Traduzione a cura di Gabriele Giovannini

[1] Le misure non tariffarie sono strumenti regolatori diversi dai dazi che possono avere effetti economici sul commercio determinando una riduzione delle quantità o un aumento del prezzo, o combinazioni di questi due fattori.

[2] Il numero di NTM non riflette la restrittività delle misure.

[3] Il termine standard-like viene utilizzato per descrivere SPS e TBT poiché tali misure assumono spesso la forma di standard da rispettare sia per i prodotti importati sia per quelli domestici. Le misure SPS corrispondono a standard e procedure da rispettare per proteggere la salute di persone, animali e piante da malattie, parassiti, tossine e altri contaminanti. Le misure TBT riguardano regolamenti tecnici, standard di prodotto, ambientali, etichettatura e altre misure che incidono sulla salute umana e animale.
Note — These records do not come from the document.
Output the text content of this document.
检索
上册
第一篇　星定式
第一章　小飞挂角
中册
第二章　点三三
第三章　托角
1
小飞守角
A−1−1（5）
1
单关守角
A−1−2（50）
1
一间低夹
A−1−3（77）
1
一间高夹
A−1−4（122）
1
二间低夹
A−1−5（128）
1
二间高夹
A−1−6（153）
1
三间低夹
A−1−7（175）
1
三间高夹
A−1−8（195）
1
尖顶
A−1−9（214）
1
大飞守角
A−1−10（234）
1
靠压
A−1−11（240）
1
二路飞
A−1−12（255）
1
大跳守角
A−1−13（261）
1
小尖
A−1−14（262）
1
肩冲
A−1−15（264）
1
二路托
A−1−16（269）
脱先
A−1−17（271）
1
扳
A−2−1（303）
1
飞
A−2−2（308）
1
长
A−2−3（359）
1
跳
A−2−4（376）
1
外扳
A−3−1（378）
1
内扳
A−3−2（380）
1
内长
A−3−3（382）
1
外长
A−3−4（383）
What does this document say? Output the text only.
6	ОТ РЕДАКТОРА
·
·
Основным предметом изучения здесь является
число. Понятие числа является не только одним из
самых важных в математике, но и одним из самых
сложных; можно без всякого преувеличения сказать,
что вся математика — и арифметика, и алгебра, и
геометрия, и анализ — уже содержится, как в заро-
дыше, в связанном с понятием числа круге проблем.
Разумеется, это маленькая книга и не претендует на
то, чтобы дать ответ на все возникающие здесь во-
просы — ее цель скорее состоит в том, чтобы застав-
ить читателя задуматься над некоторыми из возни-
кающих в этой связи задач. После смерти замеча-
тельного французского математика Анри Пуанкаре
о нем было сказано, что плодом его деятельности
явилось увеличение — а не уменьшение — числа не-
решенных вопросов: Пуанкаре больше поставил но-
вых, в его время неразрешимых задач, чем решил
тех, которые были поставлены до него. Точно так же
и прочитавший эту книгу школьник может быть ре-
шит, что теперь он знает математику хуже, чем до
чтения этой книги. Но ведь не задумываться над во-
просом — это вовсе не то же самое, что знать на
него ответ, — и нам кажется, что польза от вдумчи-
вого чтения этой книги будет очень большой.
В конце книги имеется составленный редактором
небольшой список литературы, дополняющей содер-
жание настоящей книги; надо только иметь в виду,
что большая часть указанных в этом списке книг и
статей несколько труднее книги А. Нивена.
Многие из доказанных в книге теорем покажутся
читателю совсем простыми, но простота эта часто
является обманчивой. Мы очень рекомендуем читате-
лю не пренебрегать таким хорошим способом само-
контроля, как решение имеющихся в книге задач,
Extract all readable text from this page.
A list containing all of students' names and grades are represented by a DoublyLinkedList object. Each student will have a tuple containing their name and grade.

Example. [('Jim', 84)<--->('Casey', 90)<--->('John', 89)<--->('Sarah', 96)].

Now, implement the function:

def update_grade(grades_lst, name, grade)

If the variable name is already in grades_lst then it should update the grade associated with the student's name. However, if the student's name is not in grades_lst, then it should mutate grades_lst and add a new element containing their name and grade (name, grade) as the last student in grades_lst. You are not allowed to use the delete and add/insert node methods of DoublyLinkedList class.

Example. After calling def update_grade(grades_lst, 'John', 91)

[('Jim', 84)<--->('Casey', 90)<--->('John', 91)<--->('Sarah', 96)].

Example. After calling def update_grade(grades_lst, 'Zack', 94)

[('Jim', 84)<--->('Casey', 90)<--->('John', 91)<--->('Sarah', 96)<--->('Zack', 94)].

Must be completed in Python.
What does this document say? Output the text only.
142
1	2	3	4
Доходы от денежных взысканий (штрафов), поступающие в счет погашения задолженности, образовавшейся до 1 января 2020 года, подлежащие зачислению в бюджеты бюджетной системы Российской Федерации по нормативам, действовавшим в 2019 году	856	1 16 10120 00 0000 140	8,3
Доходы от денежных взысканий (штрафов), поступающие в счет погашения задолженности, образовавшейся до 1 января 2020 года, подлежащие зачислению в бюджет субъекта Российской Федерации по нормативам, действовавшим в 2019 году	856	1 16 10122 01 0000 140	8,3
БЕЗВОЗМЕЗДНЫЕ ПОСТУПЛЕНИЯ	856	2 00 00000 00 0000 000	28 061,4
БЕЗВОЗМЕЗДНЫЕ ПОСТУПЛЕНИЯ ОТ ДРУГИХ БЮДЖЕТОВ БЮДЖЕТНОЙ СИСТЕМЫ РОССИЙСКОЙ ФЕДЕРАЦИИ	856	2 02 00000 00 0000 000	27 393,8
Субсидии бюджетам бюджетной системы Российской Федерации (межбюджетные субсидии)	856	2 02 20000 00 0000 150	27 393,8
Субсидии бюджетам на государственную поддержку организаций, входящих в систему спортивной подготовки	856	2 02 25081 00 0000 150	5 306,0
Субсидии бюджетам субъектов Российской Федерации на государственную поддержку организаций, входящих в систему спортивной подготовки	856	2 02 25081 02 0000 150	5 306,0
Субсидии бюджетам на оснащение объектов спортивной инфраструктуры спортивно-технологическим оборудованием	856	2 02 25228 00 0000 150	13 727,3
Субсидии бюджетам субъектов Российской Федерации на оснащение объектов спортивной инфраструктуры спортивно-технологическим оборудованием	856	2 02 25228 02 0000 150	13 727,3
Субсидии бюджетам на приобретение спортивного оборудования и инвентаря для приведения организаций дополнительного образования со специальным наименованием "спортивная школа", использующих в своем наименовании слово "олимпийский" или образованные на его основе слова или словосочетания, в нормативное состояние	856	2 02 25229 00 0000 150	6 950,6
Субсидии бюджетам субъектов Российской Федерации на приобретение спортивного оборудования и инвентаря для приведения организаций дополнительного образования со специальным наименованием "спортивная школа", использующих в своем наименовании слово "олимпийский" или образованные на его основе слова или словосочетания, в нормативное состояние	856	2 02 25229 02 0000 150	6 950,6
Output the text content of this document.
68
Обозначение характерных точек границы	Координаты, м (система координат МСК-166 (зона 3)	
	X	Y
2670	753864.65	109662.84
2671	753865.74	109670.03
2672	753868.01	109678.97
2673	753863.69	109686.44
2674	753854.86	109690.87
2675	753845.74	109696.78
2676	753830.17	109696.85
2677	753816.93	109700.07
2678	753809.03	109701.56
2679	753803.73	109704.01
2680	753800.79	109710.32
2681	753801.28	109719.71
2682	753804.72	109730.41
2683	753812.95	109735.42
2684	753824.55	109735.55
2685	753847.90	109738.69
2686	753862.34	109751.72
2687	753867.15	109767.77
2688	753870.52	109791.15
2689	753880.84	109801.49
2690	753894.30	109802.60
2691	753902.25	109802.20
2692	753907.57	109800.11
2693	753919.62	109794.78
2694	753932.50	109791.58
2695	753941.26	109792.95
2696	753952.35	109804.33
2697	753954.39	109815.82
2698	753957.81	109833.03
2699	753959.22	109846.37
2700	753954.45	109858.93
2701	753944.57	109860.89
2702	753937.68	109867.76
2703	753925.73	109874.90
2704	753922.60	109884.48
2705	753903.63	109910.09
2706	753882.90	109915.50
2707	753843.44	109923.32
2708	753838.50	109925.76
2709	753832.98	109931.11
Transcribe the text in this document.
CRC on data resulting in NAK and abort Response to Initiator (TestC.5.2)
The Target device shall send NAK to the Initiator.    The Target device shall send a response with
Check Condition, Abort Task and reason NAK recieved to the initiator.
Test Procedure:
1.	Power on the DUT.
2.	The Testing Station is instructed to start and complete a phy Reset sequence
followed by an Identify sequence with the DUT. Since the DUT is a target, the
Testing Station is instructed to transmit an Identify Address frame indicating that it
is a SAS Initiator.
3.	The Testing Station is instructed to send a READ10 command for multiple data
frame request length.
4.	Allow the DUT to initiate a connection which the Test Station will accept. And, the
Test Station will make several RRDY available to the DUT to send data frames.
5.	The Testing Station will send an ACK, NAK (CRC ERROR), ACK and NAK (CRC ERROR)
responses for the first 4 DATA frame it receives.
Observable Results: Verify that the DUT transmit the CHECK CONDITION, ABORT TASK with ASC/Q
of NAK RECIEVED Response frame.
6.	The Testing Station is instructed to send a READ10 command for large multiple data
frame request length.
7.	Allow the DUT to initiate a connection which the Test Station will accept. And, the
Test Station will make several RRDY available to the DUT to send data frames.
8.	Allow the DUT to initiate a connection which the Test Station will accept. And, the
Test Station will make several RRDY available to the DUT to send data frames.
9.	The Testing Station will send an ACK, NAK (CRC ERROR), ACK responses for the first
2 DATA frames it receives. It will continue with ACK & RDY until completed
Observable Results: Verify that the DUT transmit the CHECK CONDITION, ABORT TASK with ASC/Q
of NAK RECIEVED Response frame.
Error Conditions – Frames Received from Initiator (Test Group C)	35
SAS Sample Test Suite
[4] Devadason E. e V.G.R Chandran Govindaraju, “Regulatory Incoherence in Nutrition Labelling of Prepackaged Food in ASEAN: What Next?”, SSRN Electronic Journal, febbraio 2018, disponibile online al link 10.2139/ssrn.3115976.

[5] Ibid.

[6] Il termine dannose (“harmful”) si riferisce alle misure in rosso nel database GTA, descritte come “l’intervento quasi certamente discrimina contro interessi commerciali stranieri”. Include solo misure attuate da agenzie a livello nazionale e attualmente in vigore. Per coerenza con il grafico alla Fig. 1, le tipologie di NTM presenti nel GTA sono confrontate con la classificazione UNCTAD: QC = controllo quantità; EXP = misure relative all’export; CTPM = contingent trade protective measures. Fonte: https://www.globaltradealert.org/.

[7] Database dell’Organizzazione Mondiale del Commercio (OMC) consultabili ai link: http://spsims.wto.org/ e http://tbtims.wto.org/ [N.d.T.].

[8] Tali accordi includono l’accettazione come “equivalenti” di diverse forme di regolamenti in Paesi diversi.